The Maori Party has reignited its calls for an inquiry into the abuse of children who were in state care in the 1950s to 90s, saying a Royal Commission of Inquiry was needed to be independent from the Government.

Co-leader Marama Fox asked for Government support for a Royal Commission of Inquiry into what she called New Zealand's "stolen generation" in Parliament today - but was rebuffed by Social Development Minister Anne Tolley.

Calls for a full inquiry have been repeatedly rejected by the Government, which has instead dealt with those affected individually through a Confidential Listening and Assistance Service.

Fox said more was needed and a Royal Commission of Inquiry would be independent from the Government so it could not interfere or influence it.


"By not allowing an inquiry like this robs the victims of the chance to see justice served. Bring it out into the light."

Tolley said the abuse of children was abhorrent but successive governments had decided against a full inquiry.

"This service provide more in the way of help than an inquiry ever would, helping people access their old records, funding counselling sessions, and referring them to agencies for investigation."

She said that meant the Government had been able to deal with claims directly and quickly. "An inquiry would not resolve the claims of individuals or provide payments or offer personal apologies."

The Mana Party's Hone Harawira has also called for a Commission of Inquiry, and Fox acknowledged that.

Her fellow co-leader Te Ururoa Flavell said there was need to acknowledge that horrific and widespread sexual and physical abuse occurred.

"We will probably never know how widespread this abuse was and I suspect there are still some out there who are too traumatised to publicly acknowledge it.

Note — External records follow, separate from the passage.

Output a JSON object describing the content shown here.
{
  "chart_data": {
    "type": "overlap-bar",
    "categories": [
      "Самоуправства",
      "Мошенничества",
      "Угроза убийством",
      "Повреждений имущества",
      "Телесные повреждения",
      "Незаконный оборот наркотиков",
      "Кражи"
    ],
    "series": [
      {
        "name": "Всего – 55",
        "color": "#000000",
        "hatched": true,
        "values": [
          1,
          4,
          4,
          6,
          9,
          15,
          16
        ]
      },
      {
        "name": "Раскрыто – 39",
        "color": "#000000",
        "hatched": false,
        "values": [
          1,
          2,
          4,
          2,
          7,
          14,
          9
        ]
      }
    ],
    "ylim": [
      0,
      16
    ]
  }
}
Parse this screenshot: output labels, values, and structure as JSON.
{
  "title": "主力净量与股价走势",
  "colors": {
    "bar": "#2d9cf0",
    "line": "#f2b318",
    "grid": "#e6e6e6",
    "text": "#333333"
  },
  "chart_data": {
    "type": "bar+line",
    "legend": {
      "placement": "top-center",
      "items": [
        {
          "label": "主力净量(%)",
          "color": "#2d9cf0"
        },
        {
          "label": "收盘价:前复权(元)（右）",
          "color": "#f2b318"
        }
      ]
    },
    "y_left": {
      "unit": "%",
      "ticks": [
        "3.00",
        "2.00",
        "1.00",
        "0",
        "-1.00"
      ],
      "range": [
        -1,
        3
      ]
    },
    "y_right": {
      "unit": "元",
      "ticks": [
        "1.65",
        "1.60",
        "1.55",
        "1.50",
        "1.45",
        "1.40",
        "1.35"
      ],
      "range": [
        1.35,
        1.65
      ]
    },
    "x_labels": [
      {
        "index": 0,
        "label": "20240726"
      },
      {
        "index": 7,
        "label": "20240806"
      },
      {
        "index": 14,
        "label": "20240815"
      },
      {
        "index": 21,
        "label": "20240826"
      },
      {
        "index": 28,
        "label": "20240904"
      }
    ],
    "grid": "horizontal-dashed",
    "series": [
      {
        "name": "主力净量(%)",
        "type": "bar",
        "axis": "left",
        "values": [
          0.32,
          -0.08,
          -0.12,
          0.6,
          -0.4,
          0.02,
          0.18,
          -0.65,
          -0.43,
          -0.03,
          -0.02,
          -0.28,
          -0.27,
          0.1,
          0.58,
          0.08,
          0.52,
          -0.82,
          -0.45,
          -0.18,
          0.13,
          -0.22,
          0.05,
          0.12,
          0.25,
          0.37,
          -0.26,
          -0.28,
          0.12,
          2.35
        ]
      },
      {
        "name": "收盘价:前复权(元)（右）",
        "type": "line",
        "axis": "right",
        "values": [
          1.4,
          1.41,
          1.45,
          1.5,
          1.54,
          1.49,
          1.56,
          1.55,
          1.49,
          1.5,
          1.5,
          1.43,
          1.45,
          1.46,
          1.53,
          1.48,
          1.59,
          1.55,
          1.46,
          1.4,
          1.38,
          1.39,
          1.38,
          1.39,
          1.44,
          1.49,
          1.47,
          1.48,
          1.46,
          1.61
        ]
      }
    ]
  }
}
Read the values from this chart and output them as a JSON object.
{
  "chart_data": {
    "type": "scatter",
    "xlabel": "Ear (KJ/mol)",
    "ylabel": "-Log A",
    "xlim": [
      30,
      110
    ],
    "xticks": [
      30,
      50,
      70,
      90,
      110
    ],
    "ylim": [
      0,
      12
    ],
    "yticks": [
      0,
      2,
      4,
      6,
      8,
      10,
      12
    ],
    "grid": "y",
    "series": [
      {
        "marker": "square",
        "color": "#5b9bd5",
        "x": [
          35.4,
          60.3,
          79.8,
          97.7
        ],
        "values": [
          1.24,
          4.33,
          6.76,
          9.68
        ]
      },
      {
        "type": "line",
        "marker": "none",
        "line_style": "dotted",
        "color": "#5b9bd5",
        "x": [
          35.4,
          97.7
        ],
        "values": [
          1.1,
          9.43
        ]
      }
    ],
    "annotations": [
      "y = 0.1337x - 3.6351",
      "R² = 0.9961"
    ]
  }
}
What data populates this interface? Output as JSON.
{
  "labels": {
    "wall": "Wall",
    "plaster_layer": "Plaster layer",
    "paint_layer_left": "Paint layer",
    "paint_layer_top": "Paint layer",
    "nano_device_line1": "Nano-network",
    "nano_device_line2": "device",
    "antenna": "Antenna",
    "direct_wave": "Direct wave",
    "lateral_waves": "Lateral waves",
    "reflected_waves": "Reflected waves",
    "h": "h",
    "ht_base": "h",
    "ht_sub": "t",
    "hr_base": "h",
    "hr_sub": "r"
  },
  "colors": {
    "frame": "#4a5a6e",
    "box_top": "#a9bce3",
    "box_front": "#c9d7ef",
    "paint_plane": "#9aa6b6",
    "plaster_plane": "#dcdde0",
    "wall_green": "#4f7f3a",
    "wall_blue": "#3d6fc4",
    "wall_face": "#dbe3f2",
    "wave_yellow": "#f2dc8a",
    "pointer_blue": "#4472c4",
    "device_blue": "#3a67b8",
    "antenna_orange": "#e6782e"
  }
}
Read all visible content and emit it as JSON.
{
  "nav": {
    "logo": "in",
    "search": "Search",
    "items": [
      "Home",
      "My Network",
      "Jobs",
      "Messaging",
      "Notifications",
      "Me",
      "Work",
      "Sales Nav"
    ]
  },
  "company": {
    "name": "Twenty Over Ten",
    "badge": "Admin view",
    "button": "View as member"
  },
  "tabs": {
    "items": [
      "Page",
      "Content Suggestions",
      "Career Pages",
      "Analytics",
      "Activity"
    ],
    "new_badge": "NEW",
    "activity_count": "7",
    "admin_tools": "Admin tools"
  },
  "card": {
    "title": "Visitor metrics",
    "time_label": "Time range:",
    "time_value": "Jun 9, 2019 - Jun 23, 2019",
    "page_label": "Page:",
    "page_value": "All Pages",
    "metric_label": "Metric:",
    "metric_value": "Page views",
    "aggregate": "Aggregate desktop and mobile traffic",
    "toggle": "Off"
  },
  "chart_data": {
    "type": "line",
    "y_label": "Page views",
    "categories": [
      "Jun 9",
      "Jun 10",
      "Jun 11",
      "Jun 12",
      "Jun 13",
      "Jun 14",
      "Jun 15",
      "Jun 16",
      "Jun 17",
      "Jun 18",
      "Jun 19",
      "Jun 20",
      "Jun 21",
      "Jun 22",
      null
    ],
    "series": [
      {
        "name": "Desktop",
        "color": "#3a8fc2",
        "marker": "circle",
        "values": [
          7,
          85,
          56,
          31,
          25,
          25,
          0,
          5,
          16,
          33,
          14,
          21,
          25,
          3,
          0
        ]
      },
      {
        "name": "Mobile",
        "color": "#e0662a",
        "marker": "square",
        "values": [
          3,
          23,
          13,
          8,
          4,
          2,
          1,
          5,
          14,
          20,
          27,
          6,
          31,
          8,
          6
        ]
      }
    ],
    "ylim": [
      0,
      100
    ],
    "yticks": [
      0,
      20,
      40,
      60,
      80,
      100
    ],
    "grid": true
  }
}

"It's this lack of information that makes it imperative that we have this inquiry into the abuse of tamariki in institutional care."


Fox said the Children's Commissioners' State of Care report on that service was based on the experiences of more than 1,100 people who suffered abuse at the hands of the state and that was reason enough for full inquiry. She said that was needed to ensure such incidents never happened again.

Tolley said the new Vulnerable Childrens' Ministry was based on an expert advisory panel's study of that issue and she was confident it would never happen again. "Thankfully the era of borstals and 100,000 children in state care are long gone."

In February, the Human Rights Commission issued an open letter to Prime Minister Bill English, saying an inquiry was needed to acknowledge the abuse and harm done to children who were placed in state care in those decades and provide a platform for them to speak.

The Human Rights Commission says more than 100,000 New Zealanders were taken from their families and put into state institutions from the 1950s to the 1990s and many suffered physical, sexual and emotional abuse and neglect. That included disabled children taken from their families.

Indigenous Rights Commissioner Karen Johansen has said Maori children were more likely to be taken from their families - some institutions had reported 80-100 per cent of children were from more than Maori homes, and more than 40 per cent of prison inmates spent their childhood in state care.